ÉTIENNE FORTIN-GAUTHIER
efgauthier@tfo.org | @etiennefg

«Je me rappelle, chez mon ancien employeur, à l’agence du Revenu du Canada, j’ai vécu des situations avec des collègues et des supérieurs. Ils faisaient des commentaires», a confié le député de Viau à l’occasion d’un entretien avec #ONfr sur la question du racisme.

«Dans la vie courante, on rencontre ces situations-là. Au Canada, ce n’est pas exempt de tout racisme. Il y a place à amélioration», selon l’homme politique fédéral.

Au cours de sa carrière, certains commentaires de ses adversaires politiques l’ont aussi laissé songeur. «La joute politique, ça se joue à plusieurs niveaux. Je ne peux pas nécessairement relier ça au racisme, mais ce sont des choses qui arrivent. Ça peut être assez féroce», se contente-t-il de dire. M. Dubourg considère que le racisme systémique, notamment dans les institutions publiques, existe. «C’est présent», dit-il. Le gouvernement doit trouver des solutions pour que «tout le monde puisse contribuer à la société», ajoute-t-il.

Le Sommet des dirigeants politiques noirs est une occasion d’aborder franchement certaines de ces questions délicates, affirme le politicien. L’événement regroupe une douzaine d’élus noirs de partout au pays, qui représentent des bannières politiques différentes. «Nous pensons que les astres sont alignés pour une telle rencontre», souligne M. Dubourg.

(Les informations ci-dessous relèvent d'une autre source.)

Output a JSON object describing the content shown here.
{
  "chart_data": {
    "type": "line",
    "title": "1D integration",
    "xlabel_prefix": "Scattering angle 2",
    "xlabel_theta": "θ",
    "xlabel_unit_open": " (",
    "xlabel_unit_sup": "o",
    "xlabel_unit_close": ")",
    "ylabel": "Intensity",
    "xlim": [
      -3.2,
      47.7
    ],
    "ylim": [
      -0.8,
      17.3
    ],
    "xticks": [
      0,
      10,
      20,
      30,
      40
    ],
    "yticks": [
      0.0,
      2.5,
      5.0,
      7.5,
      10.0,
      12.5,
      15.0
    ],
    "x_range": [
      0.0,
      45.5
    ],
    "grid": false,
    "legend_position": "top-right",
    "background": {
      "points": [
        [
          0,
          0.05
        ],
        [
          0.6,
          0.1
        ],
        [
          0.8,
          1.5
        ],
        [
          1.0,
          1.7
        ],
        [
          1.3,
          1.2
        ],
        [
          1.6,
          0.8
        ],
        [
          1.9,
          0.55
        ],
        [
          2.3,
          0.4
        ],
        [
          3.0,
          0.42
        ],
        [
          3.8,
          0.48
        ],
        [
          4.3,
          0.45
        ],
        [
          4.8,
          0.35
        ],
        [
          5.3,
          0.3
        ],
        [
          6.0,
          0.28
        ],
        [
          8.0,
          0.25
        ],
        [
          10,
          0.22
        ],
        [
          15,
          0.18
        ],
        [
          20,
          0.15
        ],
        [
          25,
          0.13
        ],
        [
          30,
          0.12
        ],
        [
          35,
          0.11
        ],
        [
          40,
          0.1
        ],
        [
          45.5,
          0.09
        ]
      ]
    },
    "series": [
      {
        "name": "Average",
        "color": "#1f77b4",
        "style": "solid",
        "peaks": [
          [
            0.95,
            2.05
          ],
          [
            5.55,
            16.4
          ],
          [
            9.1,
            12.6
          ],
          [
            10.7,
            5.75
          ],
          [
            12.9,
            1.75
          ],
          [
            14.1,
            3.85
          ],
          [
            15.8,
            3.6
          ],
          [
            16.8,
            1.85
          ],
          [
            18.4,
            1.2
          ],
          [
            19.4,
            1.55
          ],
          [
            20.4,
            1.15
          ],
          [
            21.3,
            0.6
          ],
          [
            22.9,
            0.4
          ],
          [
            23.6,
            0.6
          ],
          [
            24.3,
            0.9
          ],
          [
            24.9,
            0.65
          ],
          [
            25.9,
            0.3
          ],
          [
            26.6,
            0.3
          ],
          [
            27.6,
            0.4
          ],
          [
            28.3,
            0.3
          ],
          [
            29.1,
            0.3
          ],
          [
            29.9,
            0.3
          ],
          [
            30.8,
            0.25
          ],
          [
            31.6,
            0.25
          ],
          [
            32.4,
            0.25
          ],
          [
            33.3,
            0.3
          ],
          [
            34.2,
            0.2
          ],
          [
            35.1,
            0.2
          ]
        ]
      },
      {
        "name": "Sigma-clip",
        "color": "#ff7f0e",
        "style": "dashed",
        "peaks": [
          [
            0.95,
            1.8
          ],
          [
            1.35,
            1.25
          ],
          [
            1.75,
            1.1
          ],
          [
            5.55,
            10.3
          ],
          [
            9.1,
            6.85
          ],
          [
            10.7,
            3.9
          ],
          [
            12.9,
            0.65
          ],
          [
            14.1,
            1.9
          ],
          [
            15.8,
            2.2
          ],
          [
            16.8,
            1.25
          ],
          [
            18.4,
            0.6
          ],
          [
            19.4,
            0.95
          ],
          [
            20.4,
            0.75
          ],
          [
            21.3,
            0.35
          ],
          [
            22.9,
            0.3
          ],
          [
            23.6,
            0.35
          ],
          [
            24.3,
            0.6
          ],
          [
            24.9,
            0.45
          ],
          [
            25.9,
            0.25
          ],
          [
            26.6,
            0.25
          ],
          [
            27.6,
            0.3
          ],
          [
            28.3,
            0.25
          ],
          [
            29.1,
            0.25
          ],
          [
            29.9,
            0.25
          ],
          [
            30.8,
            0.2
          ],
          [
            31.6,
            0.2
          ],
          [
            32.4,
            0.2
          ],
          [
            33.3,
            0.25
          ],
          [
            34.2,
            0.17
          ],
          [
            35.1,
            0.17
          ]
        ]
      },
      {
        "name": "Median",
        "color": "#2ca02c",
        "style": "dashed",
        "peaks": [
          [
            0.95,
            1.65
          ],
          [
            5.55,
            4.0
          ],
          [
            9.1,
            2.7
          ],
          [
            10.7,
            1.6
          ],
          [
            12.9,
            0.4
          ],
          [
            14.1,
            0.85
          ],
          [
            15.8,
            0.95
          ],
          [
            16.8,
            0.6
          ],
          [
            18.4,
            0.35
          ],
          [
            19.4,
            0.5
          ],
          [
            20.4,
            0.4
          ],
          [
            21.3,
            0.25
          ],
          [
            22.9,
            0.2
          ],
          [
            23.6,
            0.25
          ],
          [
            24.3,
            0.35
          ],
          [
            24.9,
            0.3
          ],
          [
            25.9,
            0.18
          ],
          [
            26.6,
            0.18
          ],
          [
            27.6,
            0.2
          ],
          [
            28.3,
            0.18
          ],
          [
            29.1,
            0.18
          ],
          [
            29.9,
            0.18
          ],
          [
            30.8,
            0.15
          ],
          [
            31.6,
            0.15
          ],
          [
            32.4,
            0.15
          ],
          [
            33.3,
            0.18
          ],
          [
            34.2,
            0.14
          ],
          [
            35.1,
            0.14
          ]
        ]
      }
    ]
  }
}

Étienne Fortin-Gauthier, #ONfr

 

Le cas de Black Lives Matter

Depuis plusieurs mois, les questions raciales ont refait surface aux États-Unis, mais aussi au Canada. Emmanuel Dubourg dit appuyer les principales demandes du mouvement de protestation Black Lives Matter.

«Ils ont des revendications légitimes. C’est de voir l’aspect positif dans ces revendications. Je suis contre la violence, mais il faut s’assurer que tout le monde puisse évoluer normalement dans la société», tranche-t-il.

Le mouvement Black Lives Matter a été très visible au cours des derniers mois en Ontario. La première ministre ontarienne, Kathleen Wynne, a déjà rencontré certains membres de l’organisation lors d’une grande manifestation qui se déroulait devant Queen’s Park. Cette dernière affirme que la province doit en faire davantage pour bâtir une société plus juste.

 

De nombreux enjeux

Emmanuel Dubourg affirme que plusieurs questions qui touchent la communauté noire doivent obtenir plus d’attention. Des solutions doivent être trouvées pour des maladies qui touchent plus particulièrement les personnes noires, par exemple. Il cite le cas de l’anémie falciforme, une maladie du sang, qui affecte surtout la population noire et dont le nombre de cas augmente d’année en année.

D’autres problématiques doivent obtenir plus d’attention de la part des élus, selon lui. «Notamment, l’incarcération des noirs. Les noirs forment 3% de la population, mais ils sont surreprésentés dans les prisons. C’est quoi le problème? En éducation? Au niveau de l’emploi? Comment on peut aider, c’est ça l’important», dit-il.

Il s’agit du deuxième Sommet du genre au pays. Emmanuel Dubourg estime qu’il faut trouver un moyen pour que cette rencontre puisse influencer davantage le paysage politique. Il lance notamment l’idée de créer un «caucus noir» au Canada.

Le prochain Sommet des dirigeants politiques noirs se déroulera en 2017 au Québec.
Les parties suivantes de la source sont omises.